ICAP

In Malawi, there are limited opportunities for nurses and midwives, and many leave the country in pursuit of different positions or quit the field altogether. It’s a trend which contributes, in part, to the high vacancy rate in the profession. Yet in Malawi, where nurses provide nearly 90 percent of patient care, retaining nurses is not only important to meet the population’s health needs, but essential to the scale up and maintenance of ambitious HIV prevention, care and treatment programs.

To address the challenge of nurse and midwife retention ICAP partnered with Malawi’s Ministry of Health (MOH) and Kamuzu College of Nursing through the Nursing Education Partnership Initiative (NEPI) to develop and implement the first doctoral program for nurses and midwives in Malawi. With funding from PEPFARthrough HRSA, ICAP and partners trained faculty and developed an evidence-based curriculum, creating the PhD program in Inter-Professional Health Care and Leadership. The program launched in July 2014 with a cohort of seven nursing students, four of whom received scholarships through NEPI.

“Inter-professional collaboration” involves clinicians, nurses and laboratory and pharmacy technicians working together as a team with the goal of providing holistic and complementary care for patients. In Malawi, where there is a high disease burden coupled with a shortage of health workers, this approach is viewed as a necessary step to improve access and coordination, and efficient use of resources across the health sector.

“Inter-professional collaborative practice is key to safe, high-quality, accessible patient-centered care,” said Sheilla Bandazi, director of nursing and midwifery at Malawi’s MOH. “Achieving this vision requires the development of inter-professional competencies in health profession students as part of the learning process, so students join the workforce ready to practice effective team-based care.”

By going beyond treatment delivery, the new doctoral program is cultivating nurse leaders and increasing the number of decision makers at all levels of the health workforce.

“No one profession can address HIV alone,” said Dr.
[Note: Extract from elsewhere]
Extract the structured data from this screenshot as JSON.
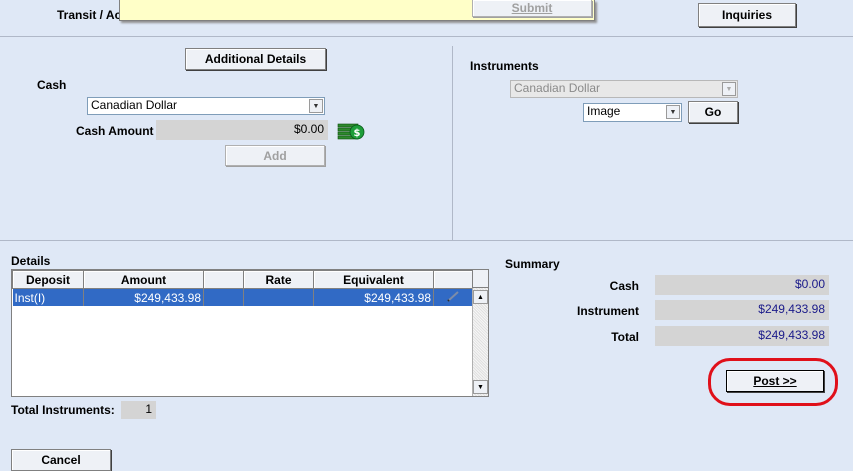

Lyn Middleton, regional nursing advisor at ICAP. “Partnerships and collaborations are essential to delivery of services and the creation of new approaches.”

The students currently enrolled in the program will benefit from a curriculum that prepares nurses to address complex, individual, family, community and societal issues related to HIV.

This past month, the seven doctoral students selected research topics ranging from the role of model wards in delivery of care to understanding the experience of preceptors in clinical teaching.

“As a program, its effects are already being harnessed,” said Gertrude Chipungu, ICAP country director in Malawi. “Their research responds to very pertinent and relevant issues that will promote collaboration among health providers in HIVservices and encourage new thinking and evidence-based policy development.